Hensen's Node
A node, or primitive knot, is an enlarged group of cells located in the anterior portion of the primitive streak in a developing gastrula. The node is the site where gastrulation, the formation of the three germ layers, first begins. The node determines and patterns the anterior-posterior axis of the embryo by directing the development of the chordamesoderm. The chordamesoderm is a specific type of mesoderm that will differentiate into the notochord, somites, and neural tube. Those structures will later form the vertebral column. In the chick embryo, the node is called Hensen’s node because of its discoverer, Viktor Hensen, who first described the node in 1875. The discovery of Hensen’s node has helped to explain axis formation and has allowed experimental embryologists to further investigate vertebrate embryonic development.
Hensen’s research focused on the embryonic development of guinea pigs and rabbits. While studying those organisms he noticed something previously undiscovered—an enlarged area above the primitive streak. He referred to that area as the node in his article, “Beobachtungen uber die Befruchtung und Entwicklung des Kaninchens and Meerschweinchens” (Observations on the fertilization and development of the rabbit and guinea pig). Hensen’s article was meant to describe development and encourage other researchers to further investigate the node. After the article, people researched nodes, and in 1924 Hans Spemann and Hilde Mangold published their work on the node in African clawed frogs (Xenopus laevis), for which they called the node the organizer. Hensen’s node and the organizer have nearly the same characteristics—in both chick and frog embryos they become the head processes.
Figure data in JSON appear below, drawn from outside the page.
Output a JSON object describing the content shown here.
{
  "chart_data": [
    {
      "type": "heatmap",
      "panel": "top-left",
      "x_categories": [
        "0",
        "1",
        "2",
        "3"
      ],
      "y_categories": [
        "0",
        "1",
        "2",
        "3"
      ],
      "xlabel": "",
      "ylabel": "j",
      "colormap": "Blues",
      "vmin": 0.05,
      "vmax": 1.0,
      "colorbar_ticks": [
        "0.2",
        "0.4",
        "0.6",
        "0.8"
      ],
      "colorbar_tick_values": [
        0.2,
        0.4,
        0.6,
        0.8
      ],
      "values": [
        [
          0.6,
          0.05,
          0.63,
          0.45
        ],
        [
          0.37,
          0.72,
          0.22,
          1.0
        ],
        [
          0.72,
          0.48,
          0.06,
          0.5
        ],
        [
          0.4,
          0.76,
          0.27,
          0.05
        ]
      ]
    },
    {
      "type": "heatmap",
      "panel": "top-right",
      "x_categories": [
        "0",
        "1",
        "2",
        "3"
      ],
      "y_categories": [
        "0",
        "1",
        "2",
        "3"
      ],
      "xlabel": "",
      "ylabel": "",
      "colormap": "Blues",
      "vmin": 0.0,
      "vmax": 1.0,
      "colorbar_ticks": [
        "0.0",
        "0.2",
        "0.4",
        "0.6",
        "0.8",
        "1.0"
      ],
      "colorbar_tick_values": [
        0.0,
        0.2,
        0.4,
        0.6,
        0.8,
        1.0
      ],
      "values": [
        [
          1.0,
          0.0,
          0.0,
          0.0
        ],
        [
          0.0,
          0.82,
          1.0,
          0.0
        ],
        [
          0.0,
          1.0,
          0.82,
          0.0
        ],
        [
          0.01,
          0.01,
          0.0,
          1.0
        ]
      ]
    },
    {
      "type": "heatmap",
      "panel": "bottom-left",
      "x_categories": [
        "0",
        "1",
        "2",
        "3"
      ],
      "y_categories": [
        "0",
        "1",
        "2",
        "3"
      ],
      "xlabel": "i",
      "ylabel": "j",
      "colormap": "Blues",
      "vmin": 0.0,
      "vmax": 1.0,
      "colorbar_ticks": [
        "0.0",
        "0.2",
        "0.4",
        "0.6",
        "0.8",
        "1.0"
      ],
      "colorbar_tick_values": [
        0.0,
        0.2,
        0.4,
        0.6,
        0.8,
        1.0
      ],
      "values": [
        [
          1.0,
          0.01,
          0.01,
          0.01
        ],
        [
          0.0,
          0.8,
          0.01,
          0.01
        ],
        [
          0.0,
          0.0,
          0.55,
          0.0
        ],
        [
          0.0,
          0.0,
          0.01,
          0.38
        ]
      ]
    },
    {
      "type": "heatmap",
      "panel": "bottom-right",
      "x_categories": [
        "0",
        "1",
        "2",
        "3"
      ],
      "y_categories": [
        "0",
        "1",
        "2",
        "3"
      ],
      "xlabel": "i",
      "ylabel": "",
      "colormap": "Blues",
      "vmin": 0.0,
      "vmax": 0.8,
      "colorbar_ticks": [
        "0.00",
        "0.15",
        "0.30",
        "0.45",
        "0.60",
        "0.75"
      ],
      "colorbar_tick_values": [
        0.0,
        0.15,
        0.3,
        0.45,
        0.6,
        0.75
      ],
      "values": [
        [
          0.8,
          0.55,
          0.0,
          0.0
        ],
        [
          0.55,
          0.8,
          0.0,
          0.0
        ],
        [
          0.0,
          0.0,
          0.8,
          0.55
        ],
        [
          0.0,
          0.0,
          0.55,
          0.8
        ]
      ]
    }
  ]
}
Kupffer’s vesicle which was later discovered in fish is also similar to the organizer and Hensen’s node
In the 1930s Conrad Hal Waddington invented a way to cultivate chick embryos on plasma clots, consisting of the organism’s plasma. With this new technique, Waddington was able to remove Hensen’s node and observe the effects when it was placed in another area of the chick. The notochord, somites, and neural tube began to form in the new location suggesting that Hensen’s node controlled axis formation and the development of those subsequent structures.
Experiments such as Waddington’s initiated further investigations into the node’s mechanistic properties, such as gene expression. Those experiments found that two sets of gene expression occur in the region of Hensen’s node. The first set of genes includes those that are expressed in the posterior part of Koller’s sickle and later appear throughout the entire length of the primitive streak. Koller’s sickle is another area of thickened cells which acts as a margin separating the blastoderm from the hypoblast layer during migration of the primitive streak. Those genes are Vg1 and Nodal. The gene Vg1 plays a crucial role in forming the primitive streak. When Vg1 is expressed in the anterior marginal zone of the blastoderm, Nodal will be subsequently expressed and an anterior-posterior axis will form. The second set of genes are those whose expression is only in the anterior part of the primitive streak and includes chordin and sonic hedgehog (shh). Expression of chordin and shh is later found in Hensen’s node.
In chicks and all other vertebrates, dorsal mesoderm induces overlying ectoderm to become the precursor population of the central nervous system and notochord. In chicks, cells of Hensen’s node secrete proteins that dorsalize the ectoderm and mesoderm. The proteins secreted are chordin, Noggin, and Nodal, all of which repress bone morphogenetic proteins (BMPs). Fibroblast Growth Factors (FGFs) are also critical for induction of mesoderm, for BMP repression, and for signaling the beginning of neurulation. FGFs and Nodal are responsible for activating the genes Brachyury and Tbx6 in cells going through the primitive streak. FGFs signal for mesoderm ingression to cease and for stabilization of the epiblast in preparation for neurulation.
Hensen’s node is homologous to Kupffer’s vesicle in fish and the Spemann-Mangold organizer in amphibians. Though there is current research to understand the mechanism for the formation and regression of Hensen’s node, much is still unknown. Hensen’s node continues to be a source for new information regarding axis specification and notochord development.
Sources
- Boettger, Thomas, Hendrik Knoetgen, Lars Wittler, and Michael Kessel. "The Avian Organizer." International Journal of Developmental Biology 45 (2001): 281-87.
- Gilbert, Scott. Developmental Biology. 8th Edition. Sunderland, MA: Sinauer, 2006.
- Hensen, Viktor. "Beobachtungen uber die Befruchtung und Entwicklung des Kaninchens and Meerschweinchens." Zoological Anatomy Entwickl Gesch 1 (1876): 353–423.